A: The Grasso situation was outrageous. What he did was accept what the board gave him. But I find it outrageous that their compensation wasn't transparent. I was astounded to find out that they had never revealed compensation publicly before. How do I know they weren't giving a bonus based on whether a company can hide fraud or not. It was stupidity on the part of board, the exchange, and Grasso. And he's not a dumb guy.
Q: Has the NYSE done enough to deal with the problem?
A: I think the board ought to resign en masse. But that would be difficult for the exchange. Maybe half should resign now and half next year. That's what would be fair. But that won't happen. John Reed is the perfect guy for the job. He was a director of mine at Monsanto. He won't be holding press conferences. He'll go in, do the job, and get out when the time is right.
Q: Are the reforms called for by the Sarbanes-Oxley law enough to fix the situation, or is more legislation needed?
A: Like so many other things, people will fill in the [regulatory] forms. There's a long laundry list of things [to comply with], most of which are formulaic and not of much interest. What's important is that the law doesn't hurt. It may not help much. That's my first question when I look at something coming out of Washington.

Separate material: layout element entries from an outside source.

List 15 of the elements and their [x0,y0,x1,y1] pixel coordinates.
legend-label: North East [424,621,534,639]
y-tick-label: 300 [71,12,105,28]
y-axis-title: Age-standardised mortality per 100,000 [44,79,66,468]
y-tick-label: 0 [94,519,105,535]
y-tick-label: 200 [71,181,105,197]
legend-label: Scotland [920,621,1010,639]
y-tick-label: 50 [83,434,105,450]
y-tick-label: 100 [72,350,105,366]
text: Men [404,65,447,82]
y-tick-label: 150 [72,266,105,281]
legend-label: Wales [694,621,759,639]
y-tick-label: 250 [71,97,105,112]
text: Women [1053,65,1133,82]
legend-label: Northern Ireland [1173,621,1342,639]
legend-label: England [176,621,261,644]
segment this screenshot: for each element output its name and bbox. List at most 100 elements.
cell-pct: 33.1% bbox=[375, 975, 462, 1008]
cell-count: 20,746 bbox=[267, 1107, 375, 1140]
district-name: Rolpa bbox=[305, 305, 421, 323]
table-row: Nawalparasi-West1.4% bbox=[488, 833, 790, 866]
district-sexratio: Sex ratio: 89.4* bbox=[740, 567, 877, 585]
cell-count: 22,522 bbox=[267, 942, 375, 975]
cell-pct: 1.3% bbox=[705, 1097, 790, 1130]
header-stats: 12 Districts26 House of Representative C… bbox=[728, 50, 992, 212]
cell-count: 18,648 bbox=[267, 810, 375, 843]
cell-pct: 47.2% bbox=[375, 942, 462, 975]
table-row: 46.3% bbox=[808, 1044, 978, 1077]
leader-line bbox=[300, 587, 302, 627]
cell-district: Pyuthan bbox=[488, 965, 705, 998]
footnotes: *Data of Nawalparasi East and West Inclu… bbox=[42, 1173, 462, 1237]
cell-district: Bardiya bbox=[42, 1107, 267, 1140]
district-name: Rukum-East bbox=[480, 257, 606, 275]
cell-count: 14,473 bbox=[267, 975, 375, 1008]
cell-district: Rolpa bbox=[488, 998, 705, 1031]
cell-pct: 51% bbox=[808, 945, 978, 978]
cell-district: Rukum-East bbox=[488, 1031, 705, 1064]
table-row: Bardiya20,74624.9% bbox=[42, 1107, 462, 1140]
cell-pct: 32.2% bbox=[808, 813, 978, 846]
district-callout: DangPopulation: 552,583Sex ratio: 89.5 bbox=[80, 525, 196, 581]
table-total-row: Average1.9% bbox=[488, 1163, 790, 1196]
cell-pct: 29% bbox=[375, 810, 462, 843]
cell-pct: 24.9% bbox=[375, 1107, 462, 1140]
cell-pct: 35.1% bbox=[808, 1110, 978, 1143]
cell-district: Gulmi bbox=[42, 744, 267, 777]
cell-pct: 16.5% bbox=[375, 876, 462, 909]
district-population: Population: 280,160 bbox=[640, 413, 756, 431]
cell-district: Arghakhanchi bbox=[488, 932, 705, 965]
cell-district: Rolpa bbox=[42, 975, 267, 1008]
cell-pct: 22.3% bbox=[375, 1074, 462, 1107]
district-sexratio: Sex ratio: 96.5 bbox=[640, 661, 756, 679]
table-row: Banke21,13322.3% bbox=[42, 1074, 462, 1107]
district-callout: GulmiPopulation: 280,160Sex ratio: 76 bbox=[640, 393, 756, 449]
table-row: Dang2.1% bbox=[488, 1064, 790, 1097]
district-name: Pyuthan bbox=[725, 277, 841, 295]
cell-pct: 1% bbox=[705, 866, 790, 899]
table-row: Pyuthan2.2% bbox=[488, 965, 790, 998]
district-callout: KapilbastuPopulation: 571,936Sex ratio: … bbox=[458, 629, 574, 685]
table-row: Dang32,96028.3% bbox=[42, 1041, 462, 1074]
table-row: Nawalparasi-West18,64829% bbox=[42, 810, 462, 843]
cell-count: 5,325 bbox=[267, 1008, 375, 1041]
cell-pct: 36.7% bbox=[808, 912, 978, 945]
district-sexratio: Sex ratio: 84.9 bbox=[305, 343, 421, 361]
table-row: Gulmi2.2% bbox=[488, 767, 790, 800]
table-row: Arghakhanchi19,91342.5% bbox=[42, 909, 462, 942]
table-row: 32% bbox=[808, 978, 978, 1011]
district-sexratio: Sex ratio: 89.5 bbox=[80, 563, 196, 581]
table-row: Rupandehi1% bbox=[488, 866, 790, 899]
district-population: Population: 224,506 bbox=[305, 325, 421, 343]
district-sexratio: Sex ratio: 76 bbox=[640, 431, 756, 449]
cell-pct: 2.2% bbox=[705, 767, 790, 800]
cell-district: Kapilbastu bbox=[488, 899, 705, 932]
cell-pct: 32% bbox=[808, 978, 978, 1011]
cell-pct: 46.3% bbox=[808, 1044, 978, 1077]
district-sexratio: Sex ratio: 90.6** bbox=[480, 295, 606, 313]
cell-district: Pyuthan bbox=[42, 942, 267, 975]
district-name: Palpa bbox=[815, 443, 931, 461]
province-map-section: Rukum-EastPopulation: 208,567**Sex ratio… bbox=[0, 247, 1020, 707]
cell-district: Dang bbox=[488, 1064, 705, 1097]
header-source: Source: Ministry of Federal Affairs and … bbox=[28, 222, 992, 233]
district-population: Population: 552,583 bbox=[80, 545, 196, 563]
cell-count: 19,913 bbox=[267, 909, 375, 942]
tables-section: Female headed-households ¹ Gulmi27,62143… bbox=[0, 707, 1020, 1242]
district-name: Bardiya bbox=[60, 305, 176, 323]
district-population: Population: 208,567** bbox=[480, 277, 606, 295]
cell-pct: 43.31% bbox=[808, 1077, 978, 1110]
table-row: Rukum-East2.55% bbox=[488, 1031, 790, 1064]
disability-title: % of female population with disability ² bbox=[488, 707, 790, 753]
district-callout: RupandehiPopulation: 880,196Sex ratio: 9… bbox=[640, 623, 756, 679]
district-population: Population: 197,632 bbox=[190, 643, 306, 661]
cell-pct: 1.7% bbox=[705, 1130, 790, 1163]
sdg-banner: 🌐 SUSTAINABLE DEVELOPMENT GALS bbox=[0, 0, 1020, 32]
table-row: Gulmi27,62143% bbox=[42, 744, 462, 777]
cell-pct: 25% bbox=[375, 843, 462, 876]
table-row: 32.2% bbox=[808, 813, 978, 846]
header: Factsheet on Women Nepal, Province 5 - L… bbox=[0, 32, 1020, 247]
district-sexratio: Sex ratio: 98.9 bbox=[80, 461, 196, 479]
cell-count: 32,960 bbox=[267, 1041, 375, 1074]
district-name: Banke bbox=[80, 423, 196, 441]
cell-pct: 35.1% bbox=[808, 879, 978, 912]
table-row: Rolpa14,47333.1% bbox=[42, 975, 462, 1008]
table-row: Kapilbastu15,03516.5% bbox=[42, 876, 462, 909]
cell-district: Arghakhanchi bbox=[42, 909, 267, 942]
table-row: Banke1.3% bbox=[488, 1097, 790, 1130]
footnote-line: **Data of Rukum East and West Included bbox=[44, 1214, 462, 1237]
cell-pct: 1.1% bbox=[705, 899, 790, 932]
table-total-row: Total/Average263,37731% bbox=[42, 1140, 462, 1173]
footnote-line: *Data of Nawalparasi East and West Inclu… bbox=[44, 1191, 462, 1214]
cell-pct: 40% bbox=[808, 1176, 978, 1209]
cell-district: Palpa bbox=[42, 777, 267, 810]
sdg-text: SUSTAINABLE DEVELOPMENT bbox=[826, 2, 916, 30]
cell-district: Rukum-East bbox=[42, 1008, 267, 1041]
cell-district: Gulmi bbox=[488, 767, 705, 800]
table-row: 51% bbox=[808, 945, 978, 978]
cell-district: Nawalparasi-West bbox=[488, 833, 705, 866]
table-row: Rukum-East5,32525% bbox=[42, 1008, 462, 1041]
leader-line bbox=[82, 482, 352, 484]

On balance, Sarbanes-Oxley isn't a bad piece of work. The major thing out of it is that it energized the Securities & Exchange Commission to do its job.
Q: What about the NYSE rule changes put into effect for companies that trade on the Big Board. Will they have an impact?
A: Some of them make good sense. For instance, they require that you have a genuine financial audit expert on the audit committee of your board. It can get tricky making sure the person qualifies under the definition. Some of the other things aren't so helpful. For example, everybody has to sign an ethics statement, but what good does that do if the CEO is a crook?
Q: You've noted that crooks in Corporate America may be few and far between, but did CEO greed get out of hand over the past few years?
A: There's no easy answer on greed. There's nothing set in stone that a CEO should become fabulously wealthy or own huge chunks of the company he works for. Having said that, it's easy now for people to forget that these CEOs were becoming wealthy at a time when the stock market tripled. Anybody in the market was becoming wealthy rapidly [during the boom].
These guys aren't entrepreneurs, they run companies. If you're an entrepreneur and you take on that kind of risk, God bless you. You deserve the wealth. But if you're a paid employee, there should be limits on what you earn because after all, you may really just be presiding over what your predecessor set in motion.
Q: Where should corporate-governance reform go from here?
A: The new trend toward stock grants and away from stock options is good. It's not that success or wealth is a bad thing. Look at Bill Gates or Warren Buffett. You don't hear people complaining about how much money they've made. But we got into a situation where the CEOs abused the environment. We need to move back applauding performance without indulging it.
Maybe CEOs now have less respect than used-car salesmen, but I also think a lot of people would still be perfectly happy to have their kids grow up to be CEOs. That says a lot right there.